Quotations

If I were forced to choose one instrument only for chamber music - forced to discard all other instruments than the one chosen - I would choose the harmonium (reed organ) without hesitation; for it seems to me the most sensitively and intimately expressive of all instruments.

Its gutsy, swelling emotionality resembles so closely the tides of feeling of the human heart. No other chord - giving instrument is so capable of extreme and exquisitely controlled pianissimo. It is unique as a refining musical influence, for it tempts the player to tonal subtleties of gradation as does no other instrument. Both in chamber music and in the orchestra it provides the ideal background to the individualistic voices of the wood - winds. For all these reasons, let us spread the use of this glorious little instrument to ever wider fields.

Percy Grainger

It is a striking fact that almost all the good treatises on music -Hector Berlioz's excellent Treatise on Instrumentation forming an exception - ignore the harmonium altogether, while they treat in detail of the triangle and kettle-drum, and that there are Academies of Music which do not devote a single hour to instruction on the harmonium.

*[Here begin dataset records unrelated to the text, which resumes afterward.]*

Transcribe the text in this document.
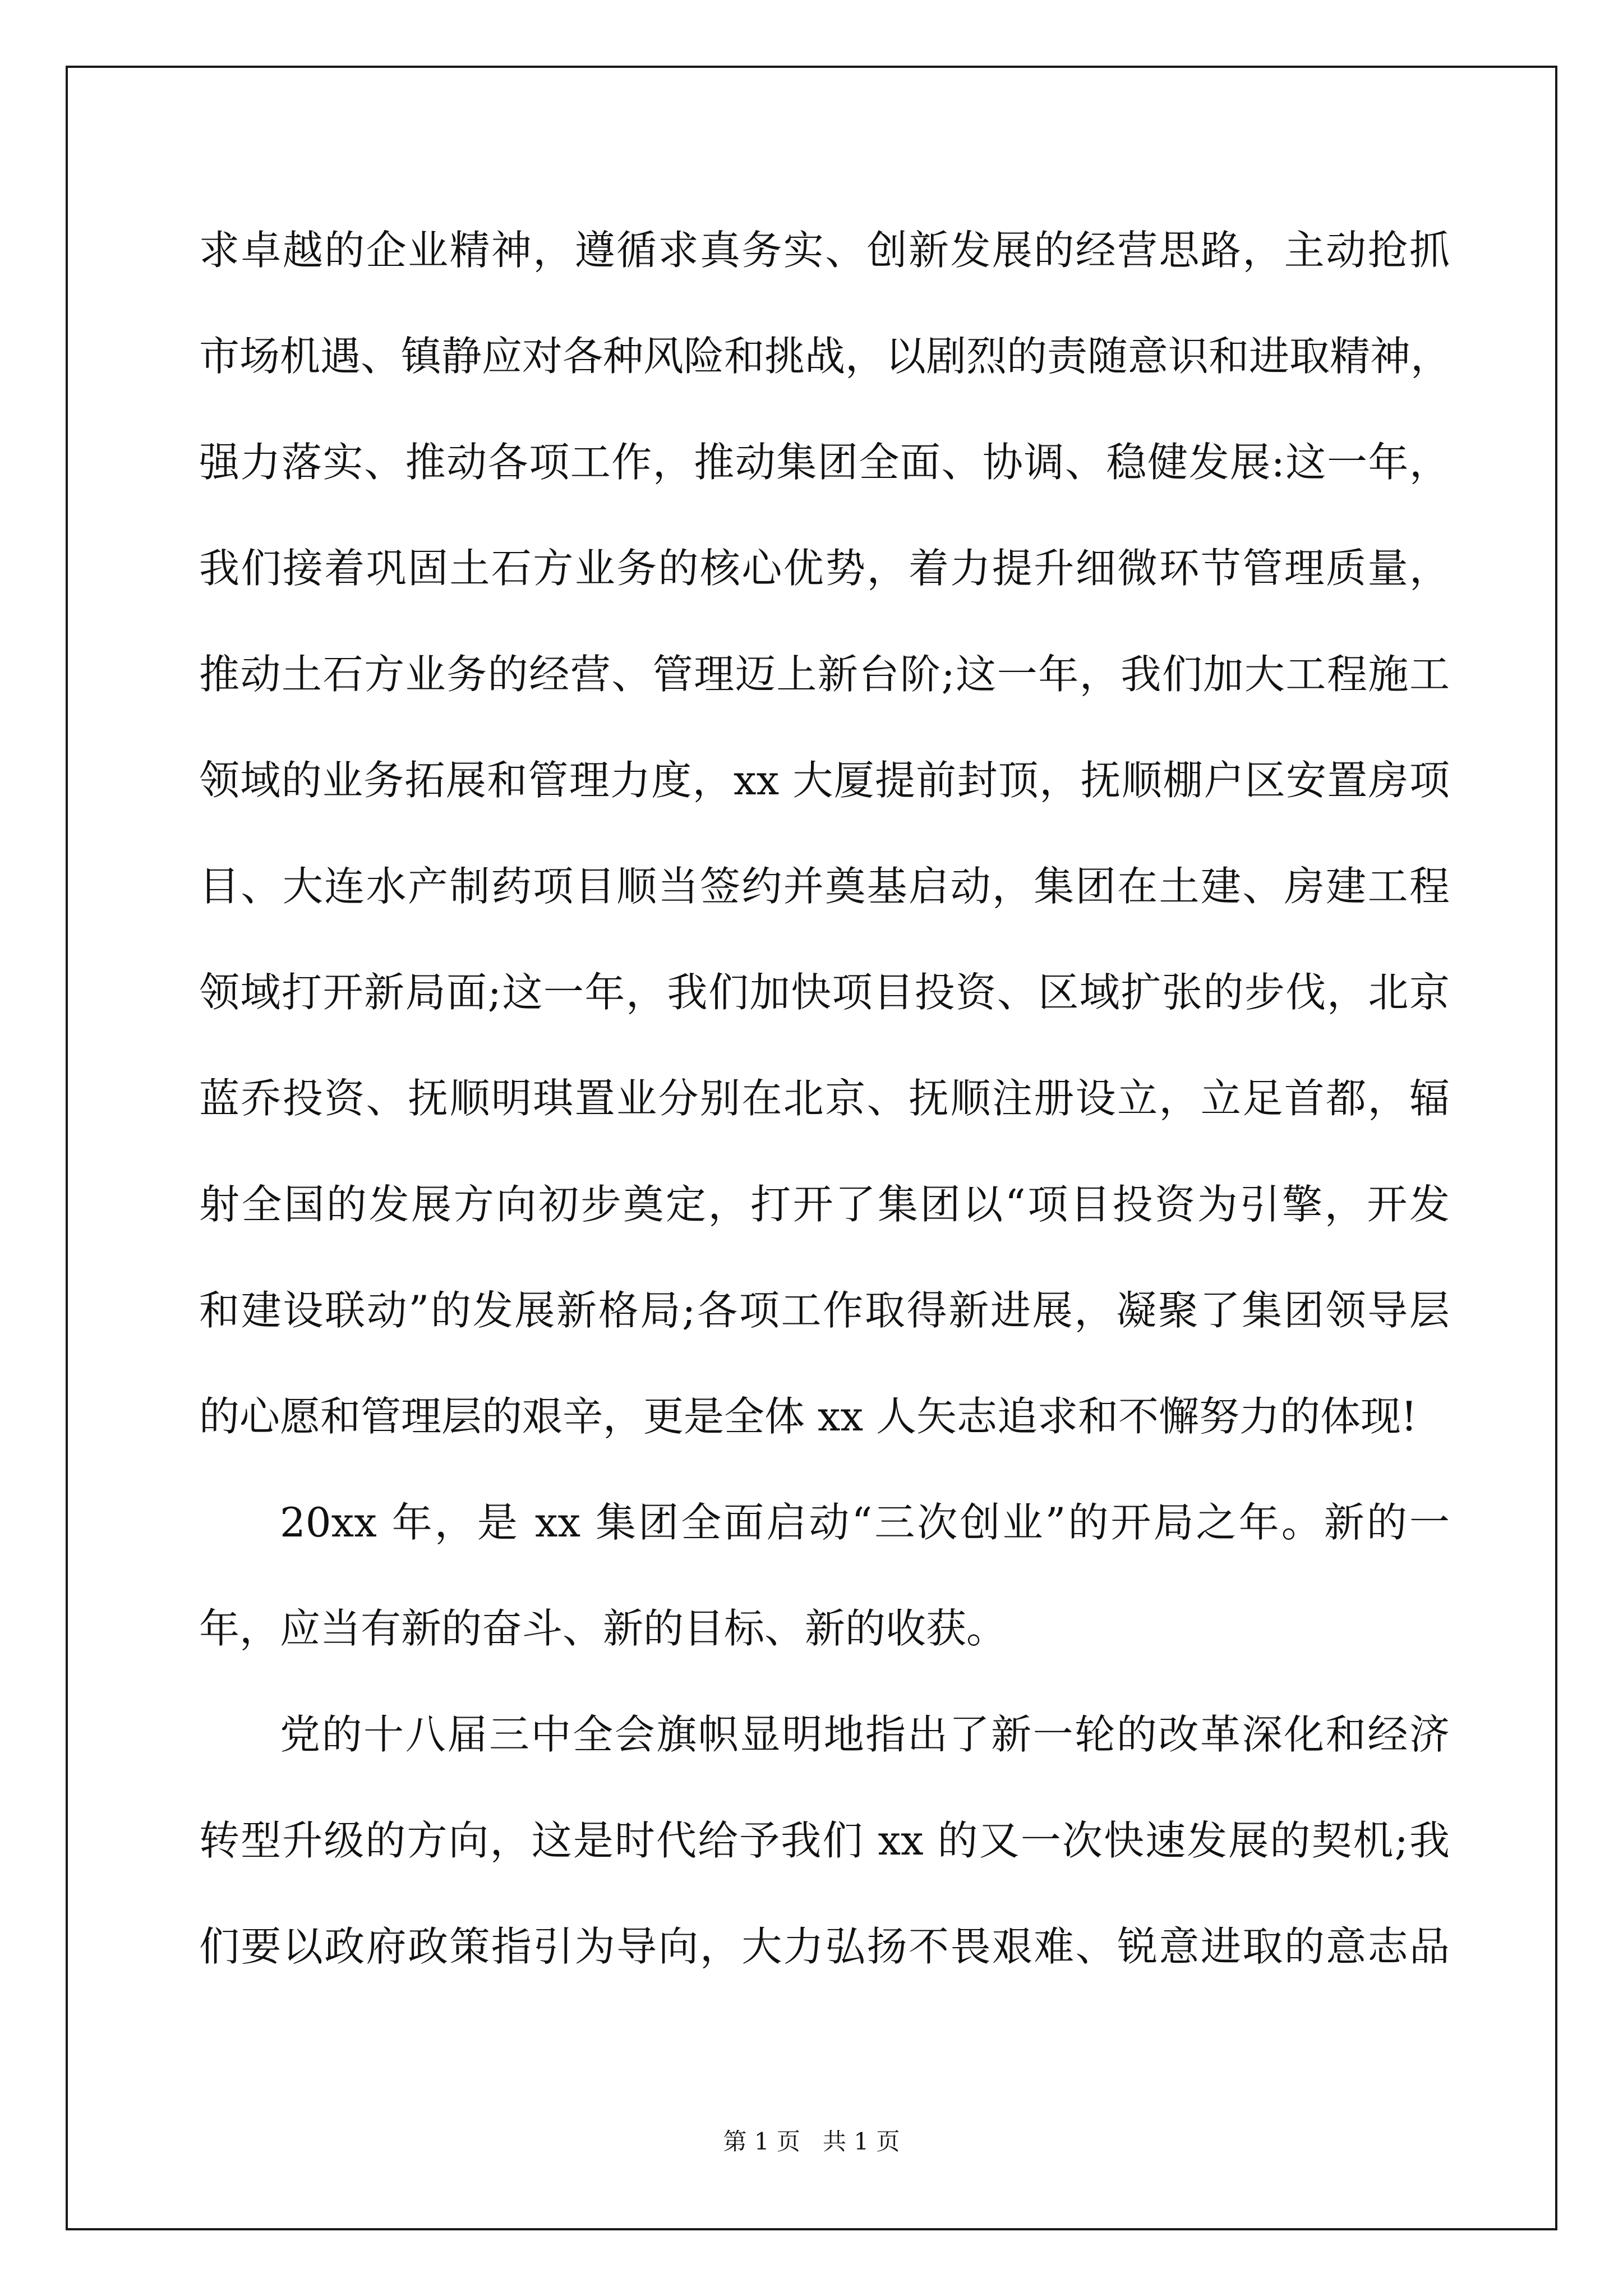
求卓越的企业精神，遵循求真务实、创新发展的经营思路，主动抢抓
市场机遇、镇静应对各种风险和挑战，以剧烈的责随意识和进取精神，
强力落实、推动各项工作，推动集团全面、协调、稳健发展:这一年，
我们接着巩固土石方业务的核心优势，着力提升细微环节管理质量，
推动土石方业务的经营、管理迈上新台阶;这一年，我们加大工程施工
领域的业务拓展和管理力度，xx 大厦提前封顶，抚顺棚户区安置房项
目、大连水产制药项目顺当签约并奠基启动，集团在土建、房建工程
领域打开新局面;这一年，我们加快项目投资、区域扩张的步伐，北京
蓝乔投资、抚顺明琪置业分别在北京、抚顺注册设立，立足首都，辐
射全国的发展方向初步奠定，打开了集团以“项目投资为引擎，开发
和建设联动”的发展新格局;各项工作取得新进展，凝聚了集团领导层
的心愿和管理层的艰辛，更是全体 xx 人矢志追求和不懈努力的体现!
20xx 年，是 xx 集团全面启动“三次创业”的开局之年。新的一
年，应当有新的奋斗、新的目标、新的收获。
党的十八届三中全会旗帜显明地指出了新一轮的改革深化和经济
转型升级的方向，这是时代给予我们 xx 的又一次快速发展的契机;我
们要以政府政策指引为导向，大力弘扬不畏艰难、锐意进取的意志品
第 1 页   共 1 页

Nevertheless . . .the admirers of this instrument are ever becoming more numerous, and the instrument itself more popular. We may only hope that the recent improvements in the construction will lead to a corresponding improvement in the instruction on the instrument which has hitherto been extremely deficient, owing to the lack of efficient teachers, for even moderately good harmonium players are few and far between

August Reinhard 1905

In fact, the harmonium having a key-board like the organ and the pianoforte might easily be played by organists or pianists, without further instruction, if it were not for the art of producing the sound through the bellows, which requires careful study. It is to the want of this study, and of proper tuition, that we must ascribe the severe opinions so often passed on the harshness of the tone of the instrument - a fault which is generally the natural result of defective blowing on the part of those performers, who, strange to say, seem to think that, while every other instrument requires to be studied before they attempt to play upon it, they need only sit down to the harmonium and play after their own fashion, and then, if they produce no effect, they most inconsistently blame the instrument for it.

Nothing is trifling. Everything must be carefully looked to - every note properly placed, held or left, the greatest advantage of the harmonium being to approach as near as possible the sound of the human voice in singing - neatness, taste and expression are, above all, required to insure the approval of the true connoisseur. The harmonium is an harmonium, nothing more, nothing less. Let it be studied like any other instrument, and the performer may rest assured that he will soon be rewarded for his careful attention.